Sebuah kampung lama dipimpin oleh seorang kepala kampung
(matowa, jannang, lompo’, toddo’). Kepala kampung dibantu oleh sariang dan
parennung. Gabungan kampung dalam struktur asli disebut wanua, pa’rasangan atau
bori.’ Pemimpin wanua oleh orang Bugis dinamakan arung palili atau sullewatang,
orang Makassar menyebutnya gallarang atau karaeng. Dalam struktur pemerintahan
sekarang wanua sama dengan kecamatan.
Lapisan masyarakat Bugis-Makassar dari zaman sebelum kolonial
Belanda terdiri atas:
1.
Anakarung
atau anak’kareang, yaitu lapisan kaum kerabat raja-raja.
2.
To-maradeka,
yaitu lapisan orang merdeka.
3.
Ata,
yaitu lapisan budak.
Pada permulaan abad ke-20 lapisan ata mulai hilang karena
desakan agama, begitu juga anak’karung atau to-maradeka.
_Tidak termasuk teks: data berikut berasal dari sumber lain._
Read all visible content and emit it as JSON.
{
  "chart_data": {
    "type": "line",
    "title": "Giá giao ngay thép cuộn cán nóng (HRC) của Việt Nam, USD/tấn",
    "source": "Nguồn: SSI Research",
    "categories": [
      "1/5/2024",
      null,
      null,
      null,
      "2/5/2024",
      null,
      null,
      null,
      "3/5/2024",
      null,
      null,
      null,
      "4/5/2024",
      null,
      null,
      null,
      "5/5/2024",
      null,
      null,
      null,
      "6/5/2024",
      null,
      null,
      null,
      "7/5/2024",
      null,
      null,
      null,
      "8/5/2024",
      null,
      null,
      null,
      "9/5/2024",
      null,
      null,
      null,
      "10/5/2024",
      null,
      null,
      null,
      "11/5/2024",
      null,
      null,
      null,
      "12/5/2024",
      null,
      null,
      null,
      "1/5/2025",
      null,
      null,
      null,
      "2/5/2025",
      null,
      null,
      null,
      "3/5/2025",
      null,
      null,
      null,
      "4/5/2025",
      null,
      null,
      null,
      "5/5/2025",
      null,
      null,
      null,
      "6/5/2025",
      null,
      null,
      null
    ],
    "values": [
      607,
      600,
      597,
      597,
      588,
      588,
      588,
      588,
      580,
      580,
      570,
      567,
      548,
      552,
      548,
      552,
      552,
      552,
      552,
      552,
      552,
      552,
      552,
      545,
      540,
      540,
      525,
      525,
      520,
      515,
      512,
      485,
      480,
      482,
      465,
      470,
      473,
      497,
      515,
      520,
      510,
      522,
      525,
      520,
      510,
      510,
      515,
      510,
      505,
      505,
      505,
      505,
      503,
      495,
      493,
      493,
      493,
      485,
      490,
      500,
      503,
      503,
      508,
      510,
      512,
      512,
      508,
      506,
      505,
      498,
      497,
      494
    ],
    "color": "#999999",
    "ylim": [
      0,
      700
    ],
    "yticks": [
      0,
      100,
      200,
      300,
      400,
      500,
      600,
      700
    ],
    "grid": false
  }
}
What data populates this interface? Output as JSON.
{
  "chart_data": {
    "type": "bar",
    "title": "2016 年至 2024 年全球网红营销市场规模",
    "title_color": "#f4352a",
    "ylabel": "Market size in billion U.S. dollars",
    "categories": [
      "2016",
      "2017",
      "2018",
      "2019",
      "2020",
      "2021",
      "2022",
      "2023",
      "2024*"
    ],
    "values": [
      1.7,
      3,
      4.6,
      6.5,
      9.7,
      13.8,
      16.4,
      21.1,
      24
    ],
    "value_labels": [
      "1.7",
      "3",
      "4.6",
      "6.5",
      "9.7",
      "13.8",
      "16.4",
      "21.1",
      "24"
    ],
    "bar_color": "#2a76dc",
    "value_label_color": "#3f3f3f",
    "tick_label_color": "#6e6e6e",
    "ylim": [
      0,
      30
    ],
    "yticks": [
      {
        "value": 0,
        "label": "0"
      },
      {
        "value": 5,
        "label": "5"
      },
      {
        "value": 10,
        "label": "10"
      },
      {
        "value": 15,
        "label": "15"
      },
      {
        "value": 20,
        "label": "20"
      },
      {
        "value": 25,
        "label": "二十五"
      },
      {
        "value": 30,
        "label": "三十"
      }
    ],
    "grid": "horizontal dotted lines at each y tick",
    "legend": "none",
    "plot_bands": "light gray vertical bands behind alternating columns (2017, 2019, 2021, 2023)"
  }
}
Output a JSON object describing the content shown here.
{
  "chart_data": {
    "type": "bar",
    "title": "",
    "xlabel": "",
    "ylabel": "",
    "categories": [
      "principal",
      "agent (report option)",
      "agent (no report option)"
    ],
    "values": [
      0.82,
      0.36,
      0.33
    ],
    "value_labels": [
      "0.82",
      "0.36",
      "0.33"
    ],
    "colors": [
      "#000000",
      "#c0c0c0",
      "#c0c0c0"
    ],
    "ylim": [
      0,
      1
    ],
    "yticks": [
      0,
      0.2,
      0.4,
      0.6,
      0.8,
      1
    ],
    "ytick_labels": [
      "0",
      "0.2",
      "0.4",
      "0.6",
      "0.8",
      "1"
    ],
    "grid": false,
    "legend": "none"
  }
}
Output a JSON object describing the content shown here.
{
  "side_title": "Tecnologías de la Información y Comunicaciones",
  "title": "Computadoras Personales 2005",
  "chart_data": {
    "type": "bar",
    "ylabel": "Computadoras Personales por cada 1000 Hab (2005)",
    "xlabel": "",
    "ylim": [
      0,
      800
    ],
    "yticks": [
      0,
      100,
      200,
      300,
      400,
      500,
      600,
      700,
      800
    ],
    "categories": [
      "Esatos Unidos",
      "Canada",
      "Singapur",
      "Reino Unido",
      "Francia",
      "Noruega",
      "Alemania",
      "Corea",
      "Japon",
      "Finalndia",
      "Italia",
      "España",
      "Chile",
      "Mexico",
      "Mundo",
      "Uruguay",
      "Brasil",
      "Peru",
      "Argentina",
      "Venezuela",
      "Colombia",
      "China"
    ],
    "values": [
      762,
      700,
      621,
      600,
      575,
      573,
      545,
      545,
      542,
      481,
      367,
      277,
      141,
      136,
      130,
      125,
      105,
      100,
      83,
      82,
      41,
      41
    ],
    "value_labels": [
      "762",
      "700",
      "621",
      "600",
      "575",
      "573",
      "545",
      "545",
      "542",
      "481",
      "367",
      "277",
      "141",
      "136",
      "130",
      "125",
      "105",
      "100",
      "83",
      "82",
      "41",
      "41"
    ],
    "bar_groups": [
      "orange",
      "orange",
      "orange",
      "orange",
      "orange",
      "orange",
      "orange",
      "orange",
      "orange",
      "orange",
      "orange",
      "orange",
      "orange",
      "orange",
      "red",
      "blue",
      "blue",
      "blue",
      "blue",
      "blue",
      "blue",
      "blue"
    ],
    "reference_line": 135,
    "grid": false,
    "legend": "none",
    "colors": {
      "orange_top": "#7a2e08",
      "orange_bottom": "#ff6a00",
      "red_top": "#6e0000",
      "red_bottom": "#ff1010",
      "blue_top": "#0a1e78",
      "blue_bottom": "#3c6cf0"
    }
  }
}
Gelar anakarung
seperti Karaenta, Puatta, Andi, dan Daeng, walau masih dipakai, tidak mempunyai
arti lagi, sudah digantikan oleh tinggi rendahnya pangkat dalam sistem
birokrasi kepegawaian.
Sistem Kekerabatan
Kebudayaan Suku Bugis Makassar
Perkawinan ideal menurut adat Bugis Makassar adalah:
1.
Assialang
marola, yaitu perkawinan antara saudara sepupu sederajat kesatu, baik dari
pihak ayah maupun dari pihak ibu.
2.
Assialana
memang, yaitu perkawinan antara saudara sepupu sederajat kedua, baik dari pihak
ayah maupun dari pihak ibu.
3.
Ripanddeppe’
mabelae, yaitu perkawinan antara saudara sepupu sederajat ketiga, baik dari
pihak ayah maupun dari pihak ibu.
Perkawinan tersebut, walaupun ideal, tidak diwajibkan
sehingga banyak pemuda yang menikah dengan gadis-gadis yang bukan sepupunya.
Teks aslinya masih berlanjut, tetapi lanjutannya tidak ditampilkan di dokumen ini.